Only if a candidate meets this threshold will they automatically become leaders. Otherwise, the remaining candidates will be voted online by Conservative Party members, which will close on Friday, October 28.

Truss resigned on Thursday, just six weeks into his disastrous mandate that plunged Britain into deep political and economic turmoil. His successor will become the fifth Prime Minister to rule the country since he voted for Brexit in 2016.
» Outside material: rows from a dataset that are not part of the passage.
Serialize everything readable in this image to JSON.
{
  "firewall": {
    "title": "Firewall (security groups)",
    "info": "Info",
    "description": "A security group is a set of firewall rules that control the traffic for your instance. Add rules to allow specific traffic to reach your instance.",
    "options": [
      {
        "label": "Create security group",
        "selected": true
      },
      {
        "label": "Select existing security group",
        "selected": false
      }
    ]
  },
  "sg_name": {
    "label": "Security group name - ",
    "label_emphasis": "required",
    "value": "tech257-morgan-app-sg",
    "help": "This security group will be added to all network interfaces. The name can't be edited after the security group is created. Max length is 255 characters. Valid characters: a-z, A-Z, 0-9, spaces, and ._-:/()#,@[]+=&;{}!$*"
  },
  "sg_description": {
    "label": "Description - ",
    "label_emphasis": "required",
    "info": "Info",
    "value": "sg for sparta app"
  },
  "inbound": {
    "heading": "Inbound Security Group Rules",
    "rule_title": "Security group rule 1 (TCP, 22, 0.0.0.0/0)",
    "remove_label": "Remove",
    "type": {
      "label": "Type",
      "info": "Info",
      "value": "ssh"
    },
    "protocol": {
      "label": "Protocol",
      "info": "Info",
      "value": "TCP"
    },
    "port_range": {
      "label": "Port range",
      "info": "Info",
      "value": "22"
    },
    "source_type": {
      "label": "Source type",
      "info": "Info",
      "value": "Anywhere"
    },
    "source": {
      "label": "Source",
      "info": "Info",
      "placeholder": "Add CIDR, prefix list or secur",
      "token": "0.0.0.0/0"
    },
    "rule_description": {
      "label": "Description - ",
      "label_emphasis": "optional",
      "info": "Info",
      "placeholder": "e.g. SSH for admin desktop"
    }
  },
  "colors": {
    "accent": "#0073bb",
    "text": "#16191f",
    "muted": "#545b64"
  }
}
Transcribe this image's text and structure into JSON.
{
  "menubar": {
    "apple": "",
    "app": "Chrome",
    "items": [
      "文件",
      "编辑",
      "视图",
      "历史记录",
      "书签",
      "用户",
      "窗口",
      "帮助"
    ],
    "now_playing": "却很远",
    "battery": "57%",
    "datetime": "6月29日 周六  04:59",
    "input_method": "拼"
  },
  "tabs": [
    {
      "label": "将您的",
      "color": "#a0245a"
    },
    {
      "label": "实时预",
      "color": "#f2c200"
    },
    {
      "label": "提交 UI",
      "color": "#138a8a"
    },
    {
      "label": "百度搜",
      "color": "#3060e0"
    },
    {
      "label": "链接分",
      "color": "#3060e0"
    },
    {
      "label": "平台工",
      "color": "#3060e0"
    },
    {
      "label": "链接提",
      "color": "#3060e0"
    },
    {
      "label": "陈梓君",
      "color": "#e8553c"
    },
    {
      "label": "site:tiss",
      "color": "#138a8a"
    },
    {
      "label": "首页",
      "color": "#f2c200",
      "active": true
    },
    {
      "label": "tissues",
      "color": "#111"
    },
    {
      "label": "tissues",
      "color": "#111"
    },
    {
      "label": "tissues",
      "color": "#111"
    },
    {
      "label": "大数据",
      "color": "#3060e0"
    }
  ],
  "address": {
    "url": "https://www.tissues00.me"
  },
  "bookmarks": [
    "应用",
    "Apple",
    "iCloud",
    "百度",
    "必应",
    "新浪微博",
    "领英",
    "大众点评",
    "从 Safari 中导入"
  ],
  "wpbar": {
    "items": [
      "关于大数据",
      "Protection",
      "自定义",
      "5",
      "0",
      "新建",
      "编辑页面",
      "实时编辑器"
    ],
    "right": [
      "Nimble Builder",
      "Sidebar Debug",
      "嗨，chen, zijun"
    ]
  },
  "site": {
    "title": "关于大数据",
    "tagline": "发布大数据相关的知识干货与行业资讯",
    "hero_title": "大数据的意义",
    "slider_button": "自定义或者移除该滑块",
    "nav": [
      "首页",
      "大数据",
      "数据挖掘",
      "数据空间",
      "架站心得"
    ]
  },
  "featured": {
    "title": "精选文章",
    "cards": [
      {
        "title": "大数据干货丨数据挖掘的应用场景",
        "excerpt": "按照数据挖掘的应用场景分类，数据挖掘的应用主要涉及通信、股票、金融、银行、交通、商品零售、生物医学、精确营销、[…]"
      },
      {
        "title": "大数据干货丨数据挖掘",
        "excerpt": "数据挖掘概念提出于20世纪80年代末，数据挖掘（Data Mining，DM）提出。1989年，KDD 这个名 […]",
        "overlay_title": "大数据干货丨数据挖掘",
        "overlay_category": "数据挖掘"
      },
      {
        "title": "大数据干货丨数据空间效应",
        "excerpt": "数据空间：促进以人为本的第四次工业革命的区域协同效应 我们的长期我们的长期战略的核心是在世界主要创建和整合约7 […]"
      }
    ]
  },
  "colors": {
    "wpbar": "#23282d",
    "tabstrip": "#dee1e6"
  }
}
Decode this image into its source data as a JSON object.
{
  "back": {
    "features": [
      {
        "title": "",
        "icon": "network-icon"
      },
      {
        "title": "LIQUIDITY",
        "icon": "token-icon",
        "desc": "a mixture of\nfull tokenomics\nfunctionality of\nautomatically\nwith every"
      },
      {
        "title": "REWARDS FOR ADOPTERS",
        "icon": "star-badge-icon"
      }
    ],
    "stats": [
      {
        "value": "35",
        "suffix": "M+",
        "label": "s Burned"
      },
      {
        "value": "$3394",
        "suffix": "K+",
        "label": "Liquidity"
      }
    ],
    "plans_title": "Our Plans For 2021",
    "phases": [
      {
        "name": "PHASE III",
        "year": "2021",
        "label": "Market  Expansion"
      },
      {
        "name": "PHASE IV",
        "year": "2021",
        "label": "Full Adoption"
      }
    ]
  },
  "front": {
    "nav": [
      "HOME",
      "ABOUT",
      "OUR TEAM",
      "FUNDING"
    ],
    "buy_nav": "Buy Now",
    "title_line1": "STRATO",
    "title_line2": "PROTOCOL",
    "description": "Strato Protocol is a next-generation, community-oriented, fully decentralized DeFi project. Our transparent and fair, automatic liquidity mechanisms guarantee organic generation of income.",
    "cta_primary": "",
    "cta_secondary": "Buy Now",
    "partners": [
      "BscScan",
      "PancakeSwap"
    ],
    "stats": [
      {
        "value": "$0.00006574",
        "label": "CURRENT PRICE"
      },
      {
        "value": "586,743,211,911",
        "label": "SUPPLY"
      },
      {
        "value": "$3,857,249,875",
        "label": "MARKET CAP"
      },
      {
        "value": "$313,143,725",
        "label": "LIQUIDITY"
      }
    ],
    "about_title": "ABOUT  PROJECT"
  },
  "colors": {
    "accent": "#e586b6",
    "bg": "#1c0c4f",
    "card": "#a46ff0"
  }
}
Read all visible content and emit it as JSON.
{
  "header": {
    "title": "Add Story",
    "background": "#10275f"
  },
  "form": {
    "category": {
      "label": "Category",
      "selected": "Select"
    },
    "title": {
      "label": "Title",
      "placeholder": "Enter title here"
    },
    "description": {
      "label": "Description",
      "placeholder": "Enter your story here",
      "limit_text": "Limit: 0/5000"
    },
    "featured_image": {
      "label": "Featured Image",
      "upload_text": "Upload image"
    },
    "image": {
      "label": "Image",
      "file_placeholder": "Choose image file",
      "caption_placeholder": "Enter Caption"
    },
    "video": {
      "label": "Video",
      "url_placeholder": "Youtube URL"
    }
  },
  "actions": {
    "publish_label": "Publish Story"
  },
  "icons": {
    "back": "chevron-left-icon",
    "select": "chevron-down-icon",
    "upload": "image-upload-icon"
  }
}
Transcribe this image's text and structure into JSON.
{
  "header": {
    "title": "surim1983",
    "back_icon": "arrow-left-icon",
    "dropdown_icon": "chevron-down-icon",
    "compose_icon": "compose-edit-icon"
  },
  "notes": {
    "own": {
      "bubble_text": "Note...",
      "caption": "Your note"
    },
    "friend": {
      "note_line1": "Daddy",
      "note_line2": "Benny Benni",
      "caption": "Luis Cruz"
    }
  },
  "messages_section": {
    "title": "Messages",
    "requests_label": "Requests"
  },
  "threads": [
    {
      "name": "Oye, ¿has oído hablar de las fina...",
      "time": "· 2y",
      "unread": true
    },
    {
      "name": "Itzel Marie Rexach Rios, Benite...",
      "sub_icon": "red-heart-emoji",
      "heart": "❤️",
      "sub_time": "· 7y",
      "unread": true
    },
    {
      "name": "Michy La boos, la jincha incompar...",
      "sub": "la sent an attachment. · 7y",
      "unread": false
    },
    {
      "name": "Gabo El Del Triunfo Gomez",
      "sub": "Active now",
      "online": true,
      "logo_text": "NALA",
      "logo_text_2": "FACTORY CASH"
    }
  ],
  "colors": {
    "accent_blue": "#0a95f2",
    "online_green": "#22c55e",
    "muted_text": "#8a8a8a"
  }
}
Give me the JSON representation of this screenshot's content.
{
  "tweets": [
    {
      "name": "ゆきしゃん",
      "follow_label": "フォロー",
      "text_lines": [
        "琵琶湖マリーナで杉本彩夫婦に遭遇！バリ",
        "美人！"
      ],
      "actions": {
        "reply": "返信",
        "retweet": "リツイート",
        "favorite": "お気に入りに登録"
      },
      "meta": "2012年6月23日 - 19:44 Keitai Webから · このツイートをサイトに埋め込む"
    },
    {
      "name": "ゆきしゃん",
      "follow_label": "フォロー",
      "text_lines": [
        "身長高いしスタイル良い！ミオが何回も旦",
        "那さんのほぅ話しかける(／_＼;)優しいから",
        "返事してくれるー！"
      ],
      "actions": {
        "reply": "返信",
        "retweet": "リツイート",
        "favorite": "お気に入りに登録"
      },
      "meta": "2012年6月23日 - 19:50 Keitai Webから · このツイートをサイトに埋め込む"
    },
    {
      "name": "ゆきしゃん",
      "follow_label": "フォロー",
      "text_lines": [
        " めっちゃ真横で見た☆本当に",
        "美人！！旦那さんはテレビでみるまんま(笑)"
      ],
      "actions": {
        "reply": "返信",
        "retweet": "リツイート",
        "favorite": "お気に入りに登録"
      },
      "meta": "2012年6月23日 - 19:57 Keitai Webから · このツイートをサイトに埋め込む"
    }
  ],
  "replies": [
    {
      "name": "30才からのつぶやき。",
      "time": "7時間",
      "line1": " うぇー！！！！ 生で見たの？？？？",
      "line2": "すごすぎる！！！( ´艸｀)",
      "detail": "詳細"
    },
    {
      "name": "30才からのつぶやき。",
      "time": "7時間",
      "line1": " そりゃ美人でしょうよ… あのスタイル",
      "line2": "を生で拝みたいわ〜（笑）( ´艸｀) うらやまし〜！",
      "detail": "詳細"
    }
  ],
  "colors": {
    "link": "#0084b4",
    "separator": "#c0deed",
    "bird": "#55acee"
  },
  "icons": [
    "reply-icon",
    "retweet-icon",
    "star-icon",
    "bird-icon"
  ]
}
Keir Starmer, leader of the main opposition Labor Party, renewed his call for general elections on Sunday after claiming that people are “tired” of the Conservative leadership and the consequences of their government’s decisions.

“There is an election to be held. We need a general election! Let the people decide… Do they want to continue this absolute chaos, or do they want stability under the Labor government?” Starmer asked during a BBC interview.

Former Home Secretary Priti Patel on Saturday became one of Johnson’s most high-profile supporters in her quest to become Prime Minister. “Boris has the mandate to deliver our chosen manifesto and a proven track record of getting big decisions right,” he said.

But his possible return to top post divided opinion within the Conservative Party, and many lawmakers were horrified at the prospect of a second Johnson prime ministership.

Dominic Raab, Johnson’s former deputy prime minister and foreign secretary, told the BBC “we can’t go back”, noting that Johnson still faces an investigation into the so-called party gate scandal involving illegal gatherings in Downing Street.

The former Prime Minister is expected to appear in the next few weeks before the Commons Privileges Committee, which is investigating whether he has misled Parliament on the parties and could potentially see him suspended or expelled as a member of parliament.